The median CAC Payback Period for HealthTech companies at the Series A stage is 22.4 months. Top‑quartile companies (75th percentile) significantly outperform this baseline. The most important factor is consistent improvement over time rather than hitting any single target number.
How does CAC Payback Period differ by company stage in HealthTech?
CAC Payback Period typically decreases as HealthTech companies mature from seed through growth stage. Earlier‑stage companies should benchmark against stage‑appropriate peers rather than comparing themselves to mature companies.
How often should HealthTech companies measure CAC Payback Period?
HealthTech companies at the Series A stage should track CAC Payback Period monthly with quarterly deep‑dive analysis. Set up automated dashboards and alerts for significant deviations from your baseline.
What factors most impact CAC Payback Period in the HealthTech sector?
In HealthTech, the primary factors impacting CAC Payback Period include product‑market fit maturity, competitive landscape intensity, customer segmentation strategy, pricing optimization, and operational efficiency. Series A‑stage companies should focus on the one or two highest‑leverage factors rather than trying to optimize everything simultaneously.

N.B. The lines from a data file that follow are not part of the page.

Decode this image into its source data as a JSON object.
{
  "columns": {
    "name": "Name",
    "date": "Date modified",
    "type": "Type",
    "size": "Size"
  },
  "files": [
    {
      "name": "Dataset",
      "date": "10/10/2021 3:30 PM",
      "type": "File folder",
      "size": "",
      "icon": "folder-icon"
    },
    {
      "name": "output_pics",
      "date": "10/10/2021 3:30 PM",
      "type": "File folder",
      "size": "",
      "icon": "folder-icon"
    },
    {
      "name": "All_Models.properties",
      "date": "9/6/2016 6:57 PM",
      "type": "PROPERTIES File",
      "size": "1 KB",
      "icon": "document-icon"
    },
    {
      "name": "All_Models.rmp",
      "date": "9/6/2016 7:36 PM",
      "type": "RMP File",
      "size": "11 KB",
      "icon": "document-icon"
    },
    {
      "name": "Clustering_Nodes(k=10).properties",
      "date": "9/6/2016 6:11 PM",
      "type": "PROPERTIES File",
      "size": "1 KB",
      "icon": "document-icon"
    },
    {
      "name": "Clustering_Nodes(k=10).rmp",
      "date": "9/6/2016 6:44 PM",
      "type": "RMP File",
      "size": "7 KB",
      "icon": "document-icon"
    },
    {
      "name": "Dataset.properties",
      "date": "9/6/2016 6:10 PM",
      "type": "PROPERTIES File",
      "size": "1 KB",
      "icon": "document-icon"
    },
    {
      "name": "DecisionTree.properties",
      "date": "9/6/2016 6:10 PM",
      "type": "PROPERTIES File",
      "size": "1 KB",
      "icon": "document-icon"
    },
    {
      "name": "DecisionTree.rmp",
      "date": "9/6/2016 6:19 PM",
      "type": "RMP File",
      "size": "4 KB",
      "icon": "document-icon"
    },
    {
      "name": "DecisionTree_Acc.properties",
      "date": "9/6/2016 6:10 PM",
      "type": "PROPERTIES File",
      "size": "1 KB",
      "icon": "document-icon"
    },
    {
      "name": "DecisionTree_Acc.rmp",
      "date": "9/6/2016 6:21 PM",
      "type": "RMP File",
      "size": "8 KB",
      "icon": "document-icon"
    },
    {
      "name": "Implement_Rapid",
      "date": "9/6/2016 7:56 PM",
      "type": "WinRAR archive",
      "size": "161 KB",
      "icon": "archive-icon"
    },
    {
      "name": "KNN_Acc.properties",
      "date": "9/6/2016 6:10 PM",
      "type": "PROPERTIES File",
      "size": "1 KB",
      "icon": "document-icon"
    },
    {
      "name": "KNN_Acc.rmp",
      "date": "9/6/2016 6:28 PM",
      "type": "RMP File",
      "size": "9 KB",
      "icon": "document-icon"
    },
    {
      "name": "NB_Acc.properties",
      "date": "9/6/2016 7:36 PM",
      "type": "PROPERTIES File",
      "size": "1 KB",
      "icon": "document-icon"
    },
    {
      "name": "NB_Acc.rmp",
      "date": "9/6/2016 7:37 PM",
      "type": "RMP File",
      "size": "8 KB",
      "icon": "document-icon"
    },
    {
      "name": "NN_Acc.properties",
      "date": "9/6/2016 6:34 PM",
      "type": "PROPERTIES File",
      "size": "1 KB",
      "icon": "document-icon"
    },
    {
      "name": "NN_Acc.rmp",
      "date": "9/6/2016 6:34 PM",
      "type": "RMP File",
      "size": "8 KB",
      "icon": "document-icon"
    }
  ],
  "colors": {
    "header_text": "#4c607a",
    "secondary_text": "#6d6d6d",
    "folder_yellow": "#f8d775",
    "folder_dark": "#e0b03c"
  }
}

How does CAC Payback Period for HealthTech compare to cross‑industry benchmarks?
HealthTech CAC Payback Period benchmarks can differ significantly from cross‑industry averages due to factors specific to the HealthTech vertical including customer acquisition dynamics, competitive intensity, and typical deal sizes. Always compare against industry‑specific benchmarks rather than broad averages for meaningful insights.